Let me give you an example from a true story of what can happen when you develop these skills. I was delivering our EI training to a group of high-potential directors and vice presidents. The training took place on a Tuesday and Wednesday. On the following Monday morning, I received this email from one of the participants: "I had been having an extremely stressful week with a crushing, impending feeling of failure/doom that I wasn't going to be able to get everything done to meet some very important deadlines. Since your course, I have been using all the techniques and am amazed how successful they have been. I have been able to get 'on top' of everything that needs to get done with little to no agitation. You very well may have helped me with one of the most significant, positive improvements I have ever made in my life."

What's the Point?

This real example provides several insights:
  • By developing EI skills, you can improve your performance in today's demanding environment.
  • You can immediately begin to develop these skills with dramatic impact in a very short period of time - it doesn't take three to six months as some people suggest.

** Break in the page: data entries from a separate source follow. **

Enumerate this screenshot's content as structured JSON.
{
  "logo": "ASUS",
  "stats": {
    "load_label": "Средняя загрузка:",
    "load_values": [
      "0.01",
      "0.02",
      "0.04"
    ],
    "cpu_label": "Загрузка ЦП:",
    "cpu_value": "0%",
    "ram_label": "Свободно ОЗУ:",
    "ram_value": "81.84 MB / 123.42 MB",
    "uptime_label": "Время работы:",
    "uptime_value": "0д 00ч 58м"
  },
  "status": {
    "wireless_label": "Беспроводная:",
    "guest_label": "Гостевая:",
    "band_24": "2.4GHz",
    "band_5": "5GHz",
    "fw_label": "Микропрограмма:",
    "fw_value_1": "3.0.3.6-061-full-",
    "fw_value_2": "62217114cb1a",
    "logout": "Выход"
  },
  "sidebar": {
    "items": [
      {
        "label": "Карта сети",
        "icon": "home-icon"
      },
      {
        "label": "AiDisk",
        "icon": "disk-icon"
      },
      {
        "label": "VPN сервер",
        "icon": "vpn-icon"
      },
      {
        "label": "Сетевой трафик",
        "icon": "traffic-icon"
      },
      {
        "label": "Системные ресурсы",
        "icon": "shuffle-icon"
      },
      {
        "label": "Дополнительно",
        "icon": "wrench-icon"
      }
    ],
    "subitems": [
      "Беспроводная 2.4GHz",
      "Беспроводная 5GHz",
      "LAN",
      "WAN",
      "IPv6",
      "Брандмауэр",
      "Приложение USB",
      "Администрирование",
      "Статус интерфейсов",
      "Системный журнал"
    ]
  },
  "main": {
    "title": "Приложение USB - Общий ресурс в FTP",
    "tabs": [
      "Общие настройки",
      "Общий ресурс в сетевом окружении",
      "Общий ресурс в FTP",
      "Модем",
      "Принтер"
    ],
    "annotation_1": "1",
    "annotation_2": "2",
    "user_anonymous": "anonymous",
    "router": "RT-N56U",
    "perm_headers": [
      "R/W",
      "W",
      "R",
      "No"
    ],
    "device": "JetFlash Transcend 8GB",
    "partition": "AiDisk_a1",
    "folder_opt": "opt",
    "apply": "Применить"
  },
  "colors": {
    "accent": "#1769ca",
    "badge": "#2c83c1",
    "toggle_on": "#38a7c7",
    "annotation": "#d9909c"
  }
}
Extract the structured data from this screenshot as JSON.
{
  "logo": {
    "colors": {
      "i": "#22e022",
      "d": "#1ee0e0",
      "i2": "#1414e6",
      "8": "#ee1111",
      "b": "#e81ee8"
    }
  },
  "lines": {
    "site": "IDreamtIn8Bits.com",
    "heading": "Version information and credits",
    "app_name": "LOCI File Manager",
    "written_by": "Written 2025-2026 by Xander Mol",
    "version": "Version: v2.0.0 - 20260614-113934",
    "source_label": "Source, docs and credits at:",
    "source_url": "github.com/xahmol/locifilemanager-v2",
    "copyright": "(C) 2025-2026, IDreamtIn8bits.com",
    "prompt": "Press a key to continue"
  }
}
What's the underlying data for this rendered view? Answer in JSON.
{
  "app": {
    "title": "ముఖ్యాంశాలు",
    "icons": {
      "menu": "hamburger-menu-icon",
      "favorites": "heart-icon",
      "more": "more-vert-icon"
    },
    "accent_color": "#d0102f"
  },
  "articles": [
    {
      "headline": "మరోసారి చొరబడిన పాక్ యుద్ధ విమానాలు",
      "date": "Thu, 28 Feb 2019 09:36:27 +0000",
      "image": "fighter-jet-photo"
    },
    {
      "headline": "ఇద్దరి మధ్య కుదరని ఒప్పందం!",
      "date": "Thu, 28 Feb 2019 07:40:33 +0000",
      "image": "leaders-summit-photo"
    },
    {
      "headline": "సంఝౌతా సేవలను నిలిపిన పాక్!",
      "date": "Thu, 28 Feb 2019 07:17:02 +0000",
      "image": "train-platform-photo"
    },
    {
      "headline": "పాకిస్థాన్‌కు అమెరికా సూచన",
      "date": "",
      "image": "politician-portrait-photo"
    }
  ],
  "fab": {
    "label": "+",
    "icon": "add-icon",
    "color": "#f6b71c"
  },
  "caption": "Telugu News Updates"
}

  • Developing these skills enables you to manage these situations in-the-moment - so instead of waiting for a yoga class, a vacation, or a meditation time, you can manage emotions in the moment and prevent stress from accumulating with its potential negative health impact.
Our program results support these points. Two to three months after our training, we conduct impact interviews. Our participants typically report 25% to 40% improvement in mental clarity, 20% to 35% improvement in personal productivity, 20% to 40% reduction in stress and worry as well as improvements in managing emotional reactiveness, improved teamwork, increased creativity, reduced conflict and other critical workplace issues.